There is no way to restrict the cone of light or the virus expression only to the high frequency BF/CF region of the MGB tonotopic map using the approach described in the Methods. The control group shown in Figure 2 is a sham-exposed control. The treatment of these mice differs only in the sound pressure level of the noise exposure. The preparation for the optogenetic experiment is the same including the virus injection and fiber implant, as evidenced by Figure 2E, which shows the psychometric detection function for direct thalamocortical activation in a control mouse.

Line 571-3. The range of sound levels and laser powers were tailored to each mouse prior to noise exposure to ensure equivalent sampling of sound and laser perceptual growth functions. Please expand the explanation by giving further information about differences across cases.

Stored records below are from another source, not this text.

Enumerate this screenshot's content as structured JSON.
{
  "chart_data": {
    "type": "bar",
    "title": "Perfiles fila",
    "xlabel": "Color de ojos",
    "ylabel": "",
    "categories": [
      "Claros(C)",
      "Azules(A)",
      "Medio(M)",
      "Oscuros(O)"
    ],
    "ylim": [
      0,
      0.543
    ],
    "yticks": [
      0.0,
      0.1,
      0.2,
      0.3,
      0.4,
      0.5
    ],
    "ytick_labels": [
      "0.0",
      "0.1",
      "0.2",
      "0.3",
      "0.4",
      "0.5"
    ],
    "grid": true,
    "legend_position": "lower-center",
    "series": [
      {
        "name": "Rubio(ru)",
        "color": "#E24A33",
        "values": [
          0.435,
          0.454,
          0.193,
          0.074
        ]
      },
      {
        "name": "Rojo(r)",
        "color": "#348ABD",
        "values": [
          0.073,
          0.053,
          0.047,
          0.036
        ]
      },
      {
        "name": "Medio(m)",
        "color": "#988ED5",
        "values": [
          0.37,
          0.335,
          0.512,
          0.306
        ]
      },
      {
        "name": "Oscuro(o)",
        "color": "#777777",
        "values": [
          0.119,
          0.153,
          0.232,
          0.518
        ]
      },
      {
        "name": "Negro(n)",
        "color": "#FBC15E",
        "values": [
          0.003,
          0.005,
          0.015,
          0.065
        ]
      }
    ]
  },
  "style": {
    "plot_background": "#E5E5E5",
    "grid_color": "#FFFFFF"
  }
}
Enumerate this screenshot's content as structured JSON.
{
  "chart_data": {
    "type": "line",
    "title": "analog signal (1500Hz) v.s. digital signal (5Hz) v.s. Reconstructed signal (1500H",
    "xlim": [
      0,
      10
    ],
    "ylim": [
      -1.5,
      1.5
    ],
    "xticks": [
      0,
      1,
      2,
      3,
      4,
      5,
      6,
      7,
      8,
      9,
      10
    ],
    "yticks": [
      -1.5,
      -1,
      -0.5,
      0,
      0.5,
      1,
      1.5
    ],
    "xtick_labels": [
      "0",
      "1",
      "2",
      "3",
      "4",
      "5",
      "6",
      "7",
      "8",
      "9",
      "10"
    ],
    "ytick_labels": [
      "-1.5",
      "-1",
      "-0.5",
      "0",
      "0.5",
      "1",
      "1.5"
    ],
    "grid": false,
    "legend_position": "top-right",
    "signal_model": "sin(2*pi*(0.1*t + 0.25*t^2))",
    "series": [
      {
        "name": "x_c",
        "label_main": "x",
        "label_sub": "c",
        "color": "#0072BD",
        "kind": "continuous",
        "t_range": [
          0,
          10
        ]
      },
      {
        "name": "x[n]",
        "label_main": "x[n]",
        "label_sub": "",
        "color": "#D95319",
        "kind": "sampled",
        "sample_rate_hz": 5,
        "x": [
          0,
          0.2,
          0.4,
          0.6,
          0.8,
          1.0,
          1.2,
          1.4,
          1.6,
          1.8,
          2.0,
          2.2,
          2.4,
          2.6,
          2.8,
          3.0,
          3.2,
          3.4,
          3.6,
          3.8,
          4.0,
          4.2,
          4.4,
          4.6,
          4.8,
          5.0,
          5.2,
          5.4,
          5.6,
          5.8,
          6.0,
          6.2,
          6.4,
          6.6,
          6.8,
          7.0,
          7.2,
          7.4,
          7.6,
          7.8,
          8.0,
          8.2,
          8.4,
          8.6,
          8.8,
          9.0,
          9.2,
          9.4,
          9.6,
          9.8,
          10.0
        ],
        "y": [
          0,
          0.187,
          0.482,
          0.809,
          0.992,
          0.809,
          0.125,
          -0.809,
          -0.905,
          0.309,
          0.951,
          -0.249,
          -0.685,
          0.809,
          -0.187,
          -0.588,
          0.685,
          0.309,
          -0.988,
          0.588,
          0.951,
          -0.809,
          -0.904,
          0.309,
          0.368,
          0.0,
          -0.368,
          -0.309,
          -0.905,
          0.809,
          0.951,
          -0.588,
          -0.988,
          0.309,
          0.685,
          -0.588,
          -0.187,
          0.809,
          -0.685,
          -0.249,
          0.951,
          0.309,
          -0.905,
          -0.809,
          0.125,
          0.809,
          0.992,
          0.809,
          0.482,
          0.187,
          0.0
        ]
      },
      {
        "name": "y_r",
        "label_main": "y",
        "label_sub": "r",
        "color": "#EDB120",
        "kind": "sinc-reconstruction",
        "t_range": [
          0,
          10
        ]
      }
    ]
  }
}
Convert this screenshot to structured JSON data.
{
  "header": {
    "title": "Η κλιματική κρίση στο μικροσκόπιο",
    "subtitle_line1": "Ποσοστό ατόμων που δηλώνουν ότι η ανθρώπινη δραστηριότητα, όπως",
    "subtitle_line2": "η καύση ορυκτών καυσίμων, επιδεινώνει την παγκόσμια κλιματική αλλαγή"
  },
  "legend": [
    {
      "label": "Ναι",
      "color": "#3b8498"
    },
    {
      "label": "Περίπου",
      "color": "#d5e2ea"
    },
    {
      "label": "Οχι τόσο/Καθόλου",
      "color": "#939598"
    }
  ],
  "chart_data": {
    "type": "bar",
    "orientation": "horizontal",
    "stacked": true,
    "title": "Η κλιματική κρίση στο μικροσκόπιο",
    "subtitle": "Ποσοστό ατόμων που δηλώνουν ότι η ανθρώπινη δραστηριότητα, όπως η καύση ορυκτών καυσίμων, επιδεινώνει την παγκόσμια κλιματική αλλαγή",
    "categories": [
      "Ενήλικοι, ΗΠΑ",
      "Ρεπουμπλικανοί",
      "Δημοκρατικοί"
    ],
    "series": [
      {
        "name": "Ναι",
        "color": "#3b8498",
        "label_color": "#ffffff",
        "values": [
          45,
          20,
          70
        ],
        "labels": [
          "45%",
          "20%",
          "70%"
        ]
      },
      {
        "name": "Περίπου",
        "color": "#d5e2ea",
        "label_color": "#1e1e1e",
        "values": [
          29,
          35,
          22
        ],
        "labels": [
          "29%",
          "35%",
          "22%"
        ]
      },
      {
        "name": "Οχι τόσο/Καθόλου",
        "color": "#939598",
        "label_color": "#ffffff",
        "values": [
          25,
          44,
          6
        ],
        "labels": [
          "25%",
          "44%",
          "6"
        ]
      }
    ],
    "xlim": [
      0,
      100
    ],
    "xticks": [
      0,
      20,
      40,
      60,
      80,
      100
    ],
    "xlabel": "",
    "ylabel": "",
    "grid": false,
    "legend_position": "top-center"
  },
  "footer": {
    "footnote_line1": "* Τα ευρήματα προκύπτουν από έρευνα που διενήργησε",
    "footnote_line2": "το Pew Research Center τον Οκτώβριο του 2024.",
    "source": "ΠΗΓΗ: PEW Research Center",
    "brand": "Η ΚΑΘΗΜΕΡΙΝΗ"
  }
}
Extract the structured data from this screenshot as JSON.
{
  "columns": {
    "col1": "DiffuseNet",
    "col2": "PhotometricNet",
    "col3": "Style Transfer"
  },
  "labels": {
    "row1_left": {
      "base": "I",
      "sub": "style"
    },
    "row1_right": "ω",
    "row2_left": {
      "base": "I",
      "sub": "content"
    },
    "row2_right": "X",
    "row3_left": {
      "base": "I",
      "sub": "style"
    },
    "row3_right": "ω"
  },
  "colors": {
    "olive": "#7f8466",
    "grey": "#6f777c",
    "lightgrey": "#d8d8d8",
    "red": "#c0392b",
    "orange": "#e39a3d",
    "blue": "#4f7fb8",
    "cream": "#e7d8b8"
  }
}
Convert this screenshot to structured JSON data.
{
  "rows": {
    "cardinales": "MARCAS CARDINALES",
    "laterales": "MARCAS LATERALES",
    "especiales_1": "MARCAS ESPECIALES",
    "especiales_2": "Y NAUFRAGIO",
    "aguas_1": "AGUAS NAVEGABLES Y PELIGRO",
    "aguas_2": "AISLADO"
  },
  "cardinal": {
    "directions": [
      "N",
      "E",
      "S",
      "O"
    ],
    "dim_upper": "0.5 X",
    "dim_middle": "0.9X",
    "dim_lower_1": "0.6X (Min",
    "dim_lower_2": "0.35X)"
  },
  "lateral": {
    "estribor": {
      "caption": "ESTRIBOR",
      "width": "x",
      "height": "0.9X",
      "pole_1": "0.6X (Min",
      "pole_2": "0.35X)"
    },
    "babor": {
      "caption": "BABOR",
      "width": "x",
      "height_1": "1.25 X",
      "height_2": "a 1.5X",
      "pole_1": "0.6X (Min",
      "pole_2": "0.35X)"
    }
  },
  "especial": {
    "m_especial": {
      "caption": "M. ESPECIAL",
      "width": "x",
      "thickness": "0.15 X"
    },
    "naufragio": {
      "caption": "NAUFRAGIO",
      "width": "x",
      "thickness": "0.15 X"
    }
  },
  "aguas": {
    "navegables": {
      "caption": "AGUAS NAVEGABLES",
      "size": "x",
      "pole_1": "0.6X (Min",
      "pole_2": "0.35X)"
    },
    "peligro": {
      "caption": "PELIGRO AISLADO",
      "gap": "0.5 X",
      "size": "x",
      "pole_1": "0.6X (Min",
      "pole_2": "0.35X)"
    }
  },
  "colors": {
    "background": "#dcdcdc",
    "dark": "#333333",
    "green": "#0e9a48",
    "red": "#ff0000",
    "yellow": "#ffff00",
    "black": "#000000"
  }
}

To study changes in the perceptual salience of near-threshold sounds, we used adaptive staircasing (i.e., Method of Limits) to present sounds just above and below threshold (Figure 2A-B). For the combined optogenetic and acoustic task, we wanted to show changes in performance for a fixed set of stimuli before and after acoustic trauma or sham exposure (i.e., Method of Constant Stimuli). Subtle differences in the amount of opsin expression, the position of the fiber relative to the transduced cells, and the optical properties of the fiber-tissue interface required that we find the range of laser powers and 32 kHz SPLs that spanned the dynamic range of the mouse – from undetectable to detectable with near certainty. Once we had found this range for each mouse, we then proceeded to use these same 5 laser levels and sound levels for all subsequent testing sessions after sound exposure.

We thank the reviewer for pointing out that these details were missing from the Methods. We have revised the text on Pgs. 18-19, Lns. 614-625 to read:

“For testing, randomized interleaved blocks of either noise or laser stimulation were presented at a fixed range of levels. The range of sound levels and laser powers were individually tailored prior to noise/sham exposure to ensure equivalent sampling of sound and laser perceptual growth functions, and then these fixed values were used for all post-exposure testing sessions. Tailoring was accomplished by first identifying the lowest laser power and 32kHz sound level that produced at least 95% hit rates (operationally defined as “max”). These sound levels and laser powers were then presented alongside four attenuated levels relative to the maximum as well as no-stimulus catch trials in each mouse on every session. Psychometric functions were fit using binary logistic regression, and threshold was defined as the point where detection crossed 71% correct, which is the closest approximation to the threshold point identified with the 2-up, 1-down staircasing procedure described above. Runs were rejected for further analysis if the false alarm rate of the mouse was above 30%, and again this resulted in the exclusion of <5% of sessions.”

Line 584-585. It is bizarre using a scalpel to do a craniotomy instead of a dental drill.

The mouse skull is very thin. Drilling can introduce vibration and bruising. We have been performing mouse craniotomies with a scalpel for nearly 15 years, as described in ~40 publications from our lab. In our hands, neural responses are superior to what we get with a dental drill, so it does not seem bizarre to us.